Titles, Revisited
Hey – if Kentucky gets to hand out Colonelcies all willy-nilly, why can’t some other geographic location pick a rank and start throwing it around? Florida Admiral-ships, San Jose del Cabo Doctorates, Albertan CFO-hood?
Hey – if Kentucky gets to hand out Colonelcies all willy-nilly, why can’t some other geographic location pick a rank and start throwing it around? Florida Admiral-ships, San Jose del Cabo Doctorates, Albertan CFO-hood?

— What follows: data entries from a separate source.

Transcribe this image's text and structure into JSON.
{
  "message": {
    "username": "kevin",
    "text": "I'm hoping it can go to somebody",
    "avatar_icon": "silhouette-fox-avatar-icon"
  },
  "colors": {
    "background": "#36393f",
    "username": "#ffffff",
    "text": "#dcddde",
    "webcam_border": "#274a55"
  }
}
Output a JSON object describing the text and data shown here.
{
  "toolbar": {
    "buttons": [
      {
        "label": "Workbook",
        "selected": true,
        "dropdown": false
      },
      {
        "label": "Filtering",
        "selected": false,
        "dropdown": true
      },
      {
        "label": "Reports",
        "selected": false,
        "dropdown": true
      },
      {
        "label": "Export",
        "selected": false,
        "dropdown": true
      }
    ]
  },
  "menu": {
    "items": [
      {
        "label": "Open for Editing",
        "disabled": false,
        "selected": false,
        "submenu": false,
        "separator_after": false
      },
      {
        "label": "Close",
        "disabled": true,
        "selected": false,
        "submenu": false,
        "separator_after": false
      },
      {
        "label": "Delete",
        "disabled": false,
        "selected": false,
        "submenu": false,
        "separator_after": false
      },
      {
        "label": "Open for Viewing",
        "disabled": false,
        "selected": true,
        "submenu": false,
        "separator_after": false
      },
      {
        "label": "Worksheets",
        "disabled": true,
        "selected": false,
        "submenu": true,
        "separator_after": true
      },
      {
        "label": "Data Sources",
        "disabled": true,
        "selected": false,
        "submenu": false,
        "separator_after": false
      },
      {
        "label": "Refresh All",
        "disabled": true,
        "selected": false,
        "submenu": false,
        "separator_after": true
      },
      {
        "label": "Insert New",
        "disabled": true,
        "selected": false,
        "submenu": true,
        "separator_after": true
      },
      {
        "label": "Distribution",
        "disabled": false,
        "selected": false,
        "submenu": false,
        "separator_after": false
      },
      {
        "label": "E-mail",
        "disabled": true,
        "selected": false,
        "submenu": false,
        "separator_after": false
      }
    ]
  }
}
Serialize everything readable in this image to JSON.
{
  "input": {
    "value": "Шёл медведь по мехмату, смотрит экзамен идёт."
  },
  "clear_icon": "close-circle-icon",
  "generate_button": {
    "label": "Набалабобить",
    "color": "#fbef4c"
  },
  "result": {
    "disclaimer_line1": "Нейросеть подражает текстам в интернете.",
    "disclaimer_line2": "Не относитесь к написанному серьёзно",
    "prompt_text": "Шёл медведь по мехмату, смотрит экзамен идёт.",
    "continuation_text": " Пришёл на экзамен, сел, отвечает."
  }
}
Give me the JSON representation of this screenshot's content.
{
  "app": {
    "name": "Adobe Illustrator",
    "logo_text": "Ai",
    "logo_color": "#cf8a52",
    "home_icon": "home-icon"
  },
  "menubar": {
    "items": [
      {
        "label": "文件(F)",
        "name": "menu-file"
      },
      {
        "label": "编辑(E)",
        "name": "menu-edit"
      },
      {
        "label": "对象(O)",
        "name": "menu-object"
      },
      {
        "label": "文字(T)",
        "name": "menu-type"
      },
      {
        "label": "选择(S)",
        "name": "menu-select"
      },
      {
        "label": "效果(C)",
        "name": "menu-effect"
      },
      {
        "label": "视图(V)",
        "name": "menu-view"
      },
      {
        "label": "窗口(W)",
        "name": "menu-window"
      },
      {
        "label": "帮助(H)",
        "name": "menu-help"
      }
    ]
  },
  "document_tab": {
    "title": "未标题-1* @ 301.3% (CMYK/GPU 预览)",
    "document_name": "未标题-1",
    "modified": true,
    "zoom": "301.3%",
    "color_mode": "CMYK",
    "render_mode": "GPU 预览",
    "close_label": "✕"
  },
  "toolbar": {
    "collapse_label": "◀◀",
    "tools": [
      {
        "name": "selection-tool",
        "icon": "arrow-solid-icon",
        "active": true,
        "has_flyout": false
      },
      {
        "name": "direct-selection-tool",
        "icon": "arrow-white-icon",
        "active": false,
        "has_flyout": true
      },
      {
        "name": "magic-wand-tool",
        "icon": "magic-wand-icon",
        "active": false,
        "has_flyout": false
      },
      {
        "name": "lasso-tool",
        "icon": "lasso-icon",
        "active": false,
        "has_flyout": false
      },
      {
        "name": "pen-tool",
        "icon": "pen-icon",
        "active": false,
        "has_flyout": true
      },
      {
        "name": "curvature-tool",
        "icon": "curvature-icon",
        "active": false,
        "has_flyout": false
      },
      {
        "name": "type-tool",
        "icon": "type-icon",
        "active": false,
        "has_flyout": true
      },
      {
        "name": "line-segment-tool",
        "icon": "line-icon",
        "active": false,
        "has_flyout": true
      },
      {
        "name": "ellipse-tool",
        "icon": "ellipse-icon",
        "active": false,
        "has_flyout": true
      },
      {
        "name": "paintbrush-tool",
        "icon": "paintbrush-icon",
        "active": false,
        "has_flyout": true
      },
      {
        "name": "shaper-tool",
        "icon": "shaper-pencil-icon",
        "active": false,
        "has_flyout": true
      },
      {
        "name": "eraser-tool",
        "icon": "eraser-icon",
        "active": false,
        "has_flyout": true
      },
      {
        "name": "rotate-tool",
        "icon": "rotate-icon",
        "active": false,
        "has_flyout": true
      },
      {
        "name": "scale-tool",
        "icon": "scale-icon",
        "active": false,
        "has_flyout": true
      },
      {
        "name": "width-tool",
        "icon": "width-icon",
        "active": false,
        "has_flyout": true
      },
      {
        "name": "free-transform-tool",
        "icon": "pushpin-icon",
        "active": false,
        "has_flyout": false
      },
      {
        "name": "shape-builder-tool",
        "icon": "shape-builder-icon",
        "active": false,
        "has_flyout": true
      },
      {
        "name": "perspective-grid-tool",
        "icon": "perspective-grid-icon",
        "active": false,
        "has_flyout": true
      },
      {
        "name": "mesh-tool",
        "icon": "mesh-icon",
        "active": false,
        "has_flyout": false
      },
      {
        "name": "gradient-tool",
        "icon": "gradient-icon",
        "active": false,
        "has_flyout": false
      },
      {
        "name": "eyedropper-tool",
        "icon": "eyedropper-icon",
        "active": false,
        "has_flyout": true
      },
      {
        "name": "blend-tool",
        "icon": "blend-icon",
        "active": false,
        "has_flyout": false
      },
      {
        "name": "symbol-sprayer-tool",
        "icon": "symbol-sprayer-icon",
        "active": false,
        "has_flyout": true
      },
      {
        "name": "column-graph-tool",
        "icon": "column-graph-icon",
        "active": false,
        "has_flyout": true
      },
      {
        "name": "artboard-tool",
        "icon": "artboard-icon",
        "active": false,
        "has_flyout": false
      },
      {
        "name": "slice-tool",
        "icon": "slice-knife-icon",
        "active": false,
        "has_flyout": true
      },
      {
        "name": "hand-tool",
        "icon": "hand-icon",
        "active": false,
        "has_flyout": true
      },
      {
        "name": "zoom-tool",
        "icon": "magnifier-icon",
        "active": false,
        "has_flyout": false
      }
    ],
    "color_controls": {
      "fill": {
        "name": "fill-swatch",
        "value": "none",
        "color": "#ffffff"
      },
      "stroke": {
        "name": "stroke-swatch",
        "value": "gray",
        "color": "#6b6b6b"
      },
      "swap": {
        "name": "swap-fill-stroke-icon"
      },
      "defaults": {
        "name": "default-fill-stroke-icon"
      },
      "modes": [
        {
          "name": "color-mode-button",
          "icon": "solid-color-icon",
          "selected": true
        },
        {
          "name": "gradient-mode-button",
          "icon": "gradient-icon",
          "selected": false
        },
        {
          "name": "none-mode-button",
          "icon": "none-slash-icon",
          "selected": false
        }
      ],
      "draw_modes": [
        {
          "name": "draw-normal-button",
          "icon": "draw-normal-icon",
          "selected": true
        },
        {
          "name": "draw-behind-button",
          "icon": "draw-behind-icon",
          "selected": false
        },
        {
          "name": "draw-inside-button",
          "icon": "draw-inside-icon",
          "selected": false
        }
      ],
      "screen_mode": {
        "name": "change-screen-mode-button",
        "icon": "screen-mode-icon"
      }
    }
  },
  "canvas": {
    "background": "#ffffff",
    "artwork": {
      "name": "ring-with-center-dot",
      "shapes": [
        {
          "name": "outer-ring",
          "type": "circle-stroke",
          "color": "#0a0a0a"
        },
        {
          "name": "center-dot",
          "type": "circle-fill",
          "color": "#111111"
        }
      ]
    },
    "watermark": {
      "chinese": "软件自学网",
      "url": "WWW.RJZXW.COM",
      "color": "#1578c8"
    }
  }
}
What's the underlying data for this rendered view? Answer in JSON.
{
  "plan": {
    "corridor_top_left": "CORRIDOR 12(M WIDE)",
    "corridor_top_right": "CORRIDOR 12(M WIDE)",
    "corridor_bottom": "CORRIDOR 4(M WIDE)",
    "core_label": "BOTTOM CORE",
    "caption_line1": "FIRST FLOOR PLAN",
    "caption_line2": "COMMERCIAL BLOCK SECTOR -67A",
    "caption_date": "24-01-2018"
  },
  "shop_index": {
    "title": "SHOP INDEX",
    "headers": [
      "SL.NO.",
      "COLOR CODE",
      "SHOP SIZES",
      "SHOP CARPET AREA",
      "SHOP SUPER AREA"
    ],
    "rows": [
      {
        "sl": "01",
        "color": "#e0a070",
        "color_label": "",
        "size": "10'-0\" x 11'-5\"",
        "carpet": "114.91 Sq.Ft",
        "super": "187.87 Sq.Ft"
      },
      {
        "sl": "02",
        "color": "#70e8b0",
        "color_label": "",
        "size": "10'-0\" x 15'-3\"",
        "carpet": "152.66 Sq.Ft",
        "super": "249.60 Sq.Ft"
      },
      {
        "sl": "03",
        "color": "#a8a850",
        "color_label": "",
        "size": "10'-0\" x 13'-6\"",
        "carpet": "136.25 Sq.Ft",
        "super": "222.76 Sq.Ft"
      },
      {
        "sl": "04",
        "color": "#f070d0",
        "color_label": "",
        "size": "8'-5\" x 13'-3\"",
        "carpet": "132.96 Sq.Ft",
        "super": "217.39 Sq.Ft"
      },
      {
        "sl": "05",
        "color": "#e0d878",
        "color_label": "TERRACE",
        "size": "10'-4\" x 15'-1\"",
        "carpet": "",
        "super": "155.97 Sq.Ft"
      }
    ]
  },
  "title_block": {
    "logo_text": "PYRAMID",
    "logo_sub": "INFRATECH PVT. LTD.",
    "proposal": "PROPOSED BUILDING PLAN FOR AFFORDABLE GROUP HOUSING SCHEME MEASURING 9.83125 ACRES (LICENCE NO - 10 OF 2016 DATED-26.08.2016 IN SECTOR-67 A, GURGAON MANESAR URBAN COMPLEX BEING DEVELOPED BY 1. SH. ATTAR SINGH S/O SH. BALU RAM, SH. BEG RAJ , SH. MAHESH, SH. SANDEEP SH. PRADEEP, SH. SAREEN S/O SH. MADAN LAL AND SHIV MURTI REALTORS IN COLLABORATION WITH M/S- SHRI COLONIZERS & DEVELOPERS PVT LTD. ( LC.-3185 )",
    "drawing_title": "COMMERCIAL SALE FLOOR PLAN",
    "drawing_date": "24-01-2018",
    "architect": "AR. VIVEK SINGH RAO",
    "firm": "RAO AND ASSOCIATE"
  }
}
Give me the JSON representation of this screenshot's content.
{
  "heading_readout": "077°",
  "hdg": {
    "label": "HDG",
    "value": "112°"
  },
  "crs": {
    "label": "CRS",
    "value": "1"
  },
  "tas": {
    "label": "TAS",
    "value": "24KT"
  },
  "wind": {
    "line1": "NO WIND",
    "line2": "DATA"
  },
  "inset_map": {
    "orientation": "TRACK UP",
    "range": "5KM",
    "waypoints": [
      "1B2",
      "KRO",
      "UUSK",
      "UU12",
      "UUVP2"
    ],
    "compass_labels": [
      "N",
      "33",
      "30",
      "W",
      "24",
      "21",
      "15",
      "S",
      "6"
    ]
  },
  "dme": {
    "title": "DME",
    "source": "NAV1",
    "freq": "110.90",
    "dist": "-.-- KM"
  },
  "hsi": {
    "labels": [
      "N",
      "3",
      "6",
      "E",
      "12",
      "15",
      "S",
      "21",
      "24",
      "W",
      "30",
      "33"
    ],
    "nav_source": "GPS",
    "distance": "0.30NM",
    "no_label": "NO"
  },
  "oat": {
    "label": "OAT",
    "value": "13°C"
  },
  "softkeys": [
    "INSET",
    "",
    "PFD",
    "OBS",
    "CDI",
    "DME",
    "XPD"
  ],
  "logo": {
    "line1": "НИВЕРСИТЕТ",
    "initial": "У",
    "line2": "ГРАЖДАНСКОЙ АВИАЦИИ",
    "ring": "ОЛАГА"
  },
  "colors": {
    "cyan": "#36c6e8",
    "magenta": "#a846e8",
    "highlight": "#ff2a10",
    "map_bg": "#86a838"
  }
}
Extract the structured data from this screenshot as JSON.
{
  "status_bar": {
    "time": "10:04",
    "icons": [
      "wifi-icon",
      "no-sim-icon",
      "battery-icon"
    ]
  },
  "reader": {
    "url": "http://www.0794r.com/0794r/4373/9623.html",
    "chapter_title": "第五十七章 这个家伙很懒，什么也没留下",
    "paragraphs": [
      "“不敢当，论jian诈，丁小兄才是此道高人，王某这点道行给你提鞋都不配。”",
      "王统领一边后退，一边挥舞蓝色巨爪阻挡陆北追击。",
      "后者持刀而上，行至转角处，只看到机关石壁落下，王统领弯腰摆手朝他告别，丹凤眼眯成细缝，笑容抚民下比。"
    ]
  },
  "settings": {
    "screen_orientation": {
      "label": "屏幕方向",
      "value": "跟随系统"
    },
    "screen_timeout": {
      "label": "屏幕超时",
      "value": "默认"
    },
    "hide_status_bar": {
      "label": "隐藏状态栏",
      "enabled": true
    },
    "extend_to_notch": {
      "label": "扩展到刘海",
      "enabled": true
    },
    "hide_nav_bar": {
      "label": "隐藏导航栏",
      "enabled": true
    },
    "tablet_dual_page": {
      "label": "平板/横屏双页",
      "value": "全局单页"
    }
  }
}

I’m under the weather and over-medicated, so please pardon me if I take a ramble:
Back in the late ’90s the internet was a bit of a wild frontier. People hadn’t really figured out what they were and weren’t allowed to get up to, and nothing that happened online seemed quite real in the classic sense.
At the time I was an impressionable youth who felt he needed more respect, so I joined the clergy. It wasn’t an easy thing to do back then, it involved some emailing back and forth as I recall, but I’m glad to see these days the process is more automated.
I’ve never performed a marriage, but I rest better knowing that I legally could. (In case of emergency.)
The discovery that the system had been simplified got me thinking about expanding my proper title. If I can scrape a few hundred dollars together I should be able to get my doctorate, making me The Reverend Doctor Skinner.
If I can then rescue a Southern Belle and get myself a Kentucky Colonelcy – Reverend Colonel Doctor Skinner – it should be a short leap to British Knighthood – Sir Reverend Colonel Doctor Skinner*.
*or maybe The Reverend Doctor Colonel, Sir Skinner? Hmm.